Quando Natália corria...




As Hespérides são moças algarvias

No Garb realça o azul deuses morenos
À doçura dos figos submetidos.
Vieram gregos. Ficaram Sarracenos.
Nardos enfolham seus nomes esquecidos.


À noite ordenham luas nos terraços,
Dão leite á sombra. Abrolham os perfumes.
Silêncio. Só de um lírio ouvem-se os passos.
Madruga a pesca, rompe um mar de lumes.


Esvoaçam suas túnicas de abelhas
Entre vinhas, seus bêbados recintos;
E quando a amendoeira nas orelhas
Põe flores, deram-lhe os deuses esses brincos.


Vem de turbante o sol e toma posse
De corpos, cactos, milhos e vinhedos.
Excita o açúcar na batata-doce
E despe as almas gregas dos penedos.


Ouro firme, crepúsculos de cinabre
Senhorio de azul. Balcões mouriscos.
Ferve a prata na pesca. O cheiro abre
No ar quente uma vulva de mariscos.


Jardins da Hespéria? Ninfeu de ondas macias,
O mar. As ninfas guardam os pomares.
As Hespérides são moças algarvias
Todas jasmim, da testa aos calcanhares.


Garb de praia e pele magia e lendas,
Branco de extasiadas geometrias.
Absorto o tempo.

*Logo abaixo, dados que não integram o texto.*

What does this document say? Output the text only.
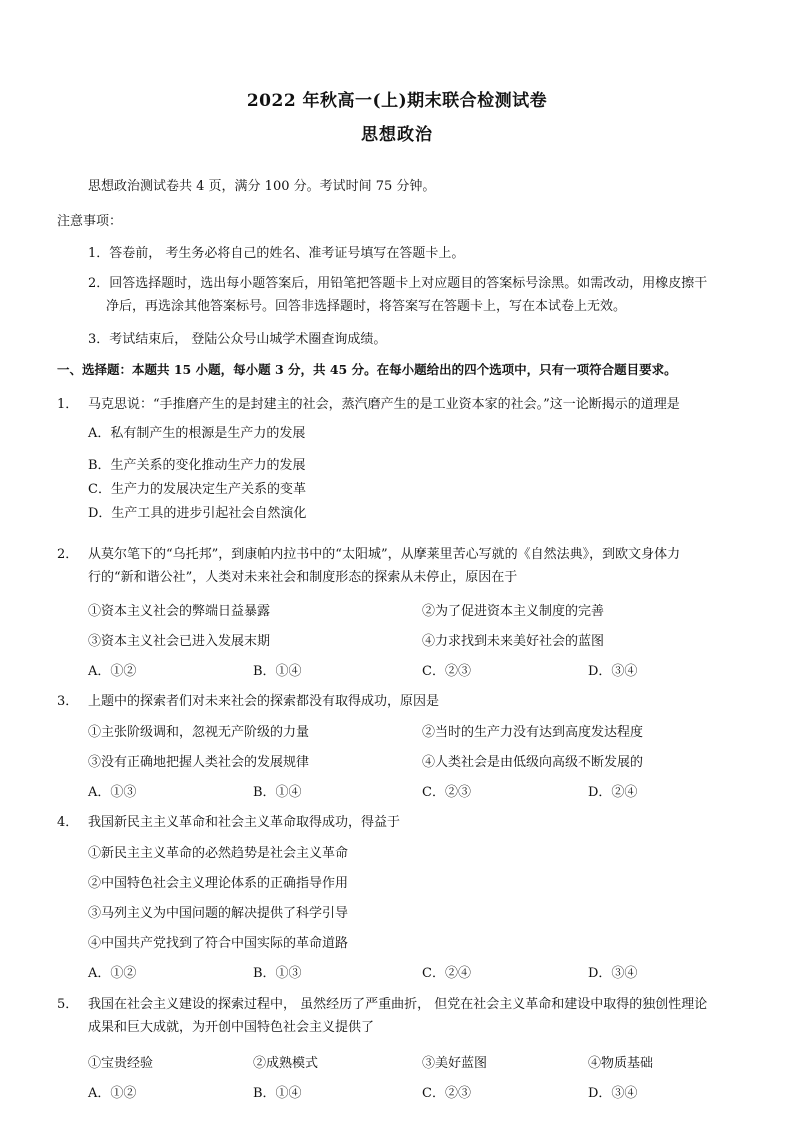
2022 年秋高一(上)期末联合检测试卷
思想政治
思想政治测试卷共 4 页，满分 100 分。考试时间 75 分钟。
注意事项：
1．答卷前， 考生务必将自己的姓名、准考证号填写在答题卡上。
2．回答选择题时，选出每小题答案后，用铅笔把答题卡上对应题目的答案标号涂黑。如需改动，用橡皮擦干
净后，再选涂其他答案标号。回答非选择题时，将答案写在答题卡上，写在本试卷上无效。
3．考试结束后， 登陆公众号山城学术圈查询成绩。
一、选择题：本题共 15 小题，每小题 3 分，共 45 分。在每小题给出的四个选项中，只有一项符合题目要求。
1． 马克思说：“手推磨产生的是封建主的社会，蒸汽磨产生的是工业资本家的社会。”这一论断揭示的道理是
A．私有制产生的根源是生产力的发展
B．生产关系的变化推动生产力的发展
C．生产力的发展决定生产关系的变革
D．生产工具的进步引起社会自然演化
2． 从莫尔笔下的“乌托邦”，到康帕内拉书中的“太阳城”，从摩莱里苦心写就的《自然法典》，到欧文身体力
行的“新和谐公社”，人类对未来社会和制度形态的探索从未停止，原因在于
①资本主义社会的弊端日益暴露	②为了促进资本主义制度的完善
③资本主义社会已进入发展末期	④力求找到未来美好社会的蓝图
A．①②	B．①④	C．②③	D．③④
3． 上题中的探索者们对未来社会的探索都没有取得成功，原因是
①主张阶级调和，忽视无产阶级的力量	②当时的生产力没有达到高度发达程度
③没有正确地把握人类社会的发展规律	④人类社会是由低级向高级不断发展的
A．①③	B．①④	C．②③	D．②④
4． 我国新民主主义革命和社会主义革命取得成功，得益于
①新民主主义革命的必然趋势是社会主义革命
②中国特色社会主义理论体系的正确指导作用
③马列主义为中国问题的解决提供了科学引导
④中国共产党找到了符合中国实际的革命道路
A．①②	B．①③	C．②④	D．③④
5． 我国在社会主义建设的探索过程中， 虽然经历了严重曲折， 但党在社会主义革命和建设中取得的独创性理论
成果和巨大成就，为开创中国特色社会主义提供了
①宝贵经验	②成熟模式	③美好蓝图	④物质基础
A．①②	B．①④	C．②③	D．③④
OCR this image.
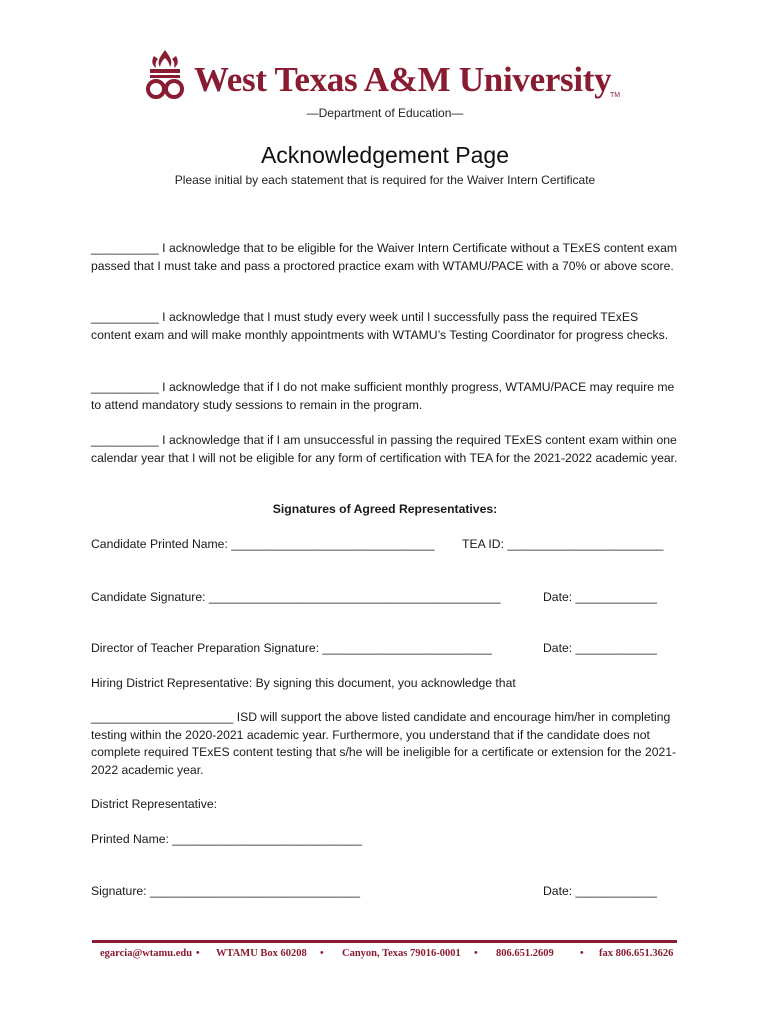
West Texas A&M University
TM
—Department of Education—
Acknowledgement Page
Please initial by each statement that is required for the Waiver Intern Certificate
__________ I acknowledge that to be eligible for the Waiver Intern Certificate without a TExES content exam passed that I must take and pass a proctored practice exam with WTAMU/PACE with a 70% or above score.
__________ I acknowledge that I must study every week until I successfully pass the required TExES content exam and will make monthly appointments with WTAMU’s Testing Coordinator for progress checks.
__________ I acknowledge that if I do not make sufficient monthly progress, WTAMU/PACE may require me to attend mandatory study sessions to remain in the program.
__________ I acknowledge that if I am unsuccessful in passing the required TExES content exam within one calendar year that I will not be eligible for any form of certification with TEA for the 2021-2022 academic year.
Signatures of Agreed Representatives:
Candidate Printed Name: ______________________________ TEA ID: _______________________
Candidate Signature: ___________________________________________	Date: ____________
Director of Teacher Preparation Signature: _________________________	Date: ____________
Hiring District Representative: By signing this document, you acknowledge that
_____________________ ISD will support the above listed candidate and encourage him/her in completing testing within the 2020-2021 academic year. Furthermore, you understand that if the candidate does not complete required TExES content testing that s/he will be ineligible for a certificate or extension for the 2021-2022 academic year.
District Representative:
Printed Name: ____________________________
Signature: _______________________________	Date: ____________
egarcia@wtamu.edu • WTAMU Box 60208 • Canyon, Texas 79016-0001 • 806.651.2609	• fax 806.651.3626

São gregas as calendas
Com pálpebras de mouras gelosias.


Laranjas, cal, areia e rocha ardente
Têm sede da luz que dá mais vida.
Índigos deuses. Ardor. Tudo é presente.
Causa clara de beira-mar garrida.

Natália Correia (1923 – 1993)

Natália Correia morreu há treze anos.
Ainda ando a comê-la.

1 comentário:

HFR disse...

"A poesia é para comer". E a Natália também. Ela fez por merecê-lo.